German guards as "goons"
Jonathan Lighter
wuxxmupp2000 at YAHOO.COM
Sat Aug 18 15:27:09 UTC 2007
As both HDAS and OED point out, British, Commonwealth, and American POWs - mainly fliers - held by the Germans in WWII customarily referred to members of the German military as "goons." While the popularity of the term comes ultimately from the use of "goon" as a synonym for both "thug" and "idiot," here is a first-hand report suggesting that the British introduced the POW usage via an intermediary phrase:
1979 Eric Williams _The Wooden Horse_ (rev. ed.) (London: Collins) 12: Most of us responded to our guards' correctness with derision and contempt. We never called the Germans anything but goons. This soubriquet originated in a doggerel dinned into us during operational flying training: _Beware of the hun in the sun - beware of the goon in the moon_.
RAF pilot Richard Hilary's well-known memoir, _The Last Enemy_ (London: Reynal & Hitchock, 1942), ch. 5, tells how, in the Battle of Britain, Hilary "learned within a few seconds the truth of the old warning, 'Beware of the Hun in the Sun.'"
Murray Peden, who flew with the RCAF, recalled, "The flight rooms...were bedecked with solid black models of German aircraft and with exhortative wall posters.
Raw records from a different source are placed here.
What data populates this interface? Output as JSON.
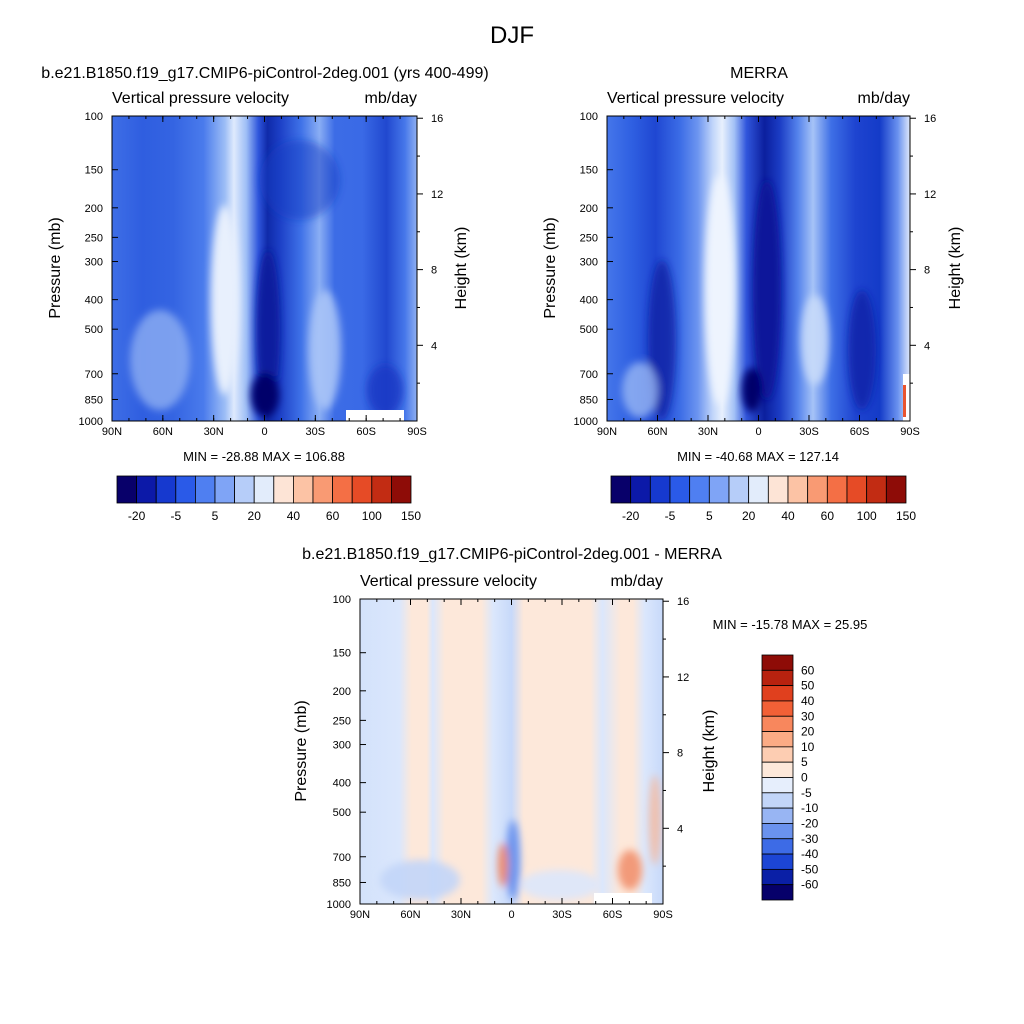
{
  "figure": {
    "title": "DJF"
  },
  "chart_data": [
    {
      "type": "heatmap",
      "title": "b.e21.B1850.f19_g17.CMIP6-piControl-2deg.001 (yrs 400-499)",
      "left_label": "Vertical pressure velocity",
      "right_label": "mb/day",
      "xlabel": "",
      "ylabel": "Pressure (mb)",
      "ylabel_right": "Height (km)",
      "x_ticks": [
        "90N",
        "60N",
        "30N",
        "0",
        "30S",
        "60S",
        "90S"
      ],
      "x_values": [
        90,
        60,
        30,
        0,
        -30,
        -60,
        -90
      ],
      "y_ticks": [
        100,
        150,
        200,
        250,
        300,
        400,
        500,
        700,
        850,
        1000
      ],
      "y_scale": "log",
      "ylim": [
        1000,
        100
      ],
      "height_ticks": [
        4,
        8,
        12,
        16
      ],
      "stats": "MIN = -28.88  MAX = 106.88",
      "colorbar": {
        "orientation": "horizontal",
        "labels": [
          "-20",
          "-5",
          "5",
          "20",
          "40",
          "60",
          "100",
          "150"
        ],
        "colors": [
          "#08006a",
          "#0c19a8",
          "#1639cf",
          "#2a5ae8",
          "#4f7ff1",
          "#7fa4f6",
          "#b6cdf9",
          "#e2ecfb",
          "#fde4d6",
          "#fcc3a5",
          "#f99a73",
          "#f46f45",
          "#e64b26",
          "#c22c13",
          "#8e0c07"
        ]
      }
    },
    {
      "type": "heatmap",
      "title": "MERRA",
      "left_label": "Vertical pressure velocity",
      "right_label": "mb/day",
      "xlabel": "",
      "ylabel": "Pressure (mb)",
      "ylabel_right": "Height (km)",
      "x_ticks": [
        "90N",
        "60N",
        "30N",
        "0",
        "30S",
        "60S",
        "90S"
      ],
      "x_values": [
        90,
        60,
        30,
        0,
        -30,
        -60,
        -90
      ],
      "y_ticks": [
        100,
        150,
        200,
        250,
        300,
        400,
        500,
        700,
        850,
        1000
      ],
      "y_scale": "log",
      "ylim": [
        1000,
        100
      ],
      "height_ticks": [
        4,
        8,
        12,
        16
      ],
      "stats": "MIN = -40.68  MAX = 127.14",
      "colorbar": {
        "orientation": "horizontal",
        "labels": [
          "-20",
          "-5",
          "5",
          "20",
          "40",
          "60",
          "100",
          "150"
        ],
        "colors": [
          "#08006a",
          "#0c19a8",
          "#1639cf",
          "#2a5ae8",
          "#4f7ff1",
          "#7fa4f6",
          "#b6cdf9",
          "#e2ecfb",
          "#fde4d6",
          "#fcc3a5",
          "#f99a73",
          "#f46f45",
          "#e64b26",
          "#c22c13",
          "#8e0c07"
        ]
      }
    },
    {
      "type": "heatmap",
      "title": "b.e21.B1850.f19_g17.CMIP6-piControl-2deg.001 - MERRA",
      "left_label": "Vertical pressure velocity",
      "right_label": "mb/day",
      "xlabel": "",
      "ylabel": "Pressure (mb)",
      "ylabel_right": "Height (km)",
      "x_ticks": [
        "90N",
        "60N",
        "30N",
        "0",
        "30S",
        "60S",
        "90S"
      ],
      "x_values": [
        90,
        60,
        30,
        0,
        -30,
        -60,
        -90
      ],
      "y_ticks": [
        100,
        150,
        200,
        250,
        300,
        400,
        500,
        700,
        850,
        1000
      ],
      "y_scale": "log",
      "ylim": [
        1000,
        100
      ],
      "height_ticks": [
        4,
        8,
        12,
        16
      ],
      "stats": "MIN = -15.78  MAX =  25.95",
      "colorbar": {
        "orientation": "vertical",
        "labels": [
          "60",
          "50",
          "40",
          "30",
          "20",
          "10",
          "5",
          "0",
          "-5",
          "-10",
          "-20",
          "-30",
          "-40",
          "-50",
          "-60"
        ],
        "colors": [
          "#8e0c07",
          "#b8220f",
          "#e0401e",
          "#f26036",
          "#f8875d",
          "#fbab85",
          "#fdcdb2",
          "#fde8da",
          "#e6eefc",
          "#c2d5f8",
          "#98b5f3",
          "#6a92ee",
          "#3d6be6",
          "#1c45d4",
          "#0a1fa6",
          "#06006a"
        ]
      }
    }
  ]
}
"One of these posters, which had no application to our future circumstances as [night bombing crews]...showed an unsuspecting...British pilot serenely flying ahead...while off to the side a German aircraft and pilot...made ready to launch a cowardly attack upon him from out of a tropically blazing sun. The prominent Caption:
BEWARE OF THE HUN IN SUN,
was followed by three hand-lettered responses, obviously composed by meditative aircrew _literati_. gifted linguists all:
I. UND BE VATCHING ALSO, KINDER, FUR DAS GOON IN THE MOON!
II. VY ZO? - IS NEIN KRIS KRINGLE?
III. BALLZ - CONZENTRATE ON DER ARTIFIZZIAL HORIZON-DEIDEN!" (_A Thousand Shall Fall_ [1979; rpt. Toronto: Dundurn Press, 1998], p. 172.)